Long Beach Press-Telegram/AP 4-27-04

9% CSU budget cut protested
Students, faculty demonstrate outside governor's L.A. office.
By Jeremiah Marquez

 

LOS ANGELES -- Hundreds of students and faculty gathered outside Gov. Arnold Schwarzenegger's downtown offices Monday to protest looming budget cuts that could force the California State University campuses to raise fees and slash enrollment.

The protesters hoisted signs reading "Don't terminate our future' and chanted "No more cuts' in opposition to Schwarzenegger's proposal to trim $240 million, or 9 percent, from CSU's funding.

"The governor says he's for education, but his actions don't match his words,' said Maricruz Rodriguez, 20, a sophomore at Cal State Los Angeles. Rodriguez said the cutbacks would reduce her financial aid while raising her tuition.

The cuts, which Schwarzenegger recommended to help close a $16 billion dollar budget shortfall without raising taxes, would require CSU to reduce enrollment by nearly 20,000, university officials say.

That would affect about 10 percent of incoming freshmen, about 4,200 students, who would be redirected to community colleges. The cuts would also mean increases of 10 percent for undergraduate students and 40 percent for graduate students, on top of 40 percent increases last year.

Schwarzenegger spokesman H.D. Palmer said the budget situation "required savings to be achieved across every aspect of state government, including higher education.'

"In putting together our budget, our goal was to protect and maintain funding for core academic, core instructional programs at both UC and CSU,' he said.
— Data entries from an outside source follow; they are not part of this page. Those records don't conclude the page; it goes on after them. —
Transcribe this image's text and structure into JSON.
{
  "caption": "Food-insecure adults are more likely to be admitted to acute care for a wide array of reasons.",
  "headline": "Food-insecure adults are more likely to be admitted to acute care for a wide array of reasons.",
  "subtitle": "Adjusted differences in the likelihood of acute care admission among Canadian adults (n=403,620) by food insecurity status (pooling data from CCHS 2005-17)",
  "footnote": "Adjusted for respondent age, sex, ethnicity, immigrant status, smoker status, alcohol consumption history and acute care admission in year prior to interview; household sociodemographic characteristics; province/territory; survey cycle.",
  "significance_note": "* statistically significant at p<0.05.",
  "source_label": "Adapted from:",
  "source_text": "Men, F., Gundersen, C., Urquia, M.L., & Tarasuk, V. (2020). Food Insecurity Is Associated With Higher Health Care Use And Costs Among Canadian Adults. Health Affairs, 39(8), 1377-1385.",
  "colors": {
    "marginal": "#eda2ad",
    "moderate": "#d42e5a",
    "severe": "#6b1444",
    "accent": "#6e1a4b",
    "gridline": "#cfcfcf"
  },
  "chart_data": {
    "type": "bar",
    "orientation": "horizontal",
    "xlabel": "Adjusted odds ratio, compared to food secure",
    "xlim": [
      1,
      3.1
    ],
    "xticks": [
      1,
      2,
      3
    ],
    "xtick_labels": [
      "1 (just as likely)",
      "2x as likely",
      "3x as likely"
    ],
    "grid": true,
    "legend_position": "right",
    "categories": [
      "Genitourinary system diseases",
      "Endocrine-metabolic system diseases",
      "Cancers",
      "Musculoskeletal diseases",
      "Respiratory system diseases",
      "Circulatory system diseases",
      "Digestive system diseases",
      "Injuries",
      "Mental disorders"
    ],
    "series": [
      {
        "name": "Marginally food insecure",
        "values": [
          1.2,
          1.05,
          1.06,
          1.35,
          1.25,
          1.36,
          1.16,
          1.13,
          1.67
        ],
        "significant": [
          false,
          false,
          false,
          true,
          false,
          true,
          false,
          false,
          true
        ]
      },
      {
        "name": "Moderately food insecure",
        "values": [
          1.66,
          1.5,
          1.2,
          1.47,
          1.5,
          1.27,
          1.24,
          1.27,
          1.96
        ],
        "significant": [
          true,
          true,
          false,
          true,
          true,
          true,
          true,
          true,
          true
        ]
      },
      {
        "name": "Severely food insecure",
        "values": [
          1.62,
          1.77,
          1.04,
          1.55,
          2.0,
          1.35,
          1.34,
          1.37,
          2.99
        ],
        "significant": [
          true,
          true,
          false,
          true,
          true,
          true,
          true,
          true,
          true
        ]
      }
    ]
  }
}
Palmer said the governor was working with leaders of both systems and that "they clearly understand the depth and the breadth of the fiscal crisis that the governor inherited. We'll continue to work with them to try to weather this fiscal crisis.'

John Travis, president of the California Faculty Association, said the cuts would cripple the 23-campus public university system, the nation's largest, following last year's budget reductions of nearly $300 million.

"No more cuts is our message, and we're sticking to it,' Travis told the students and faculty mostly from campuses around Southern California.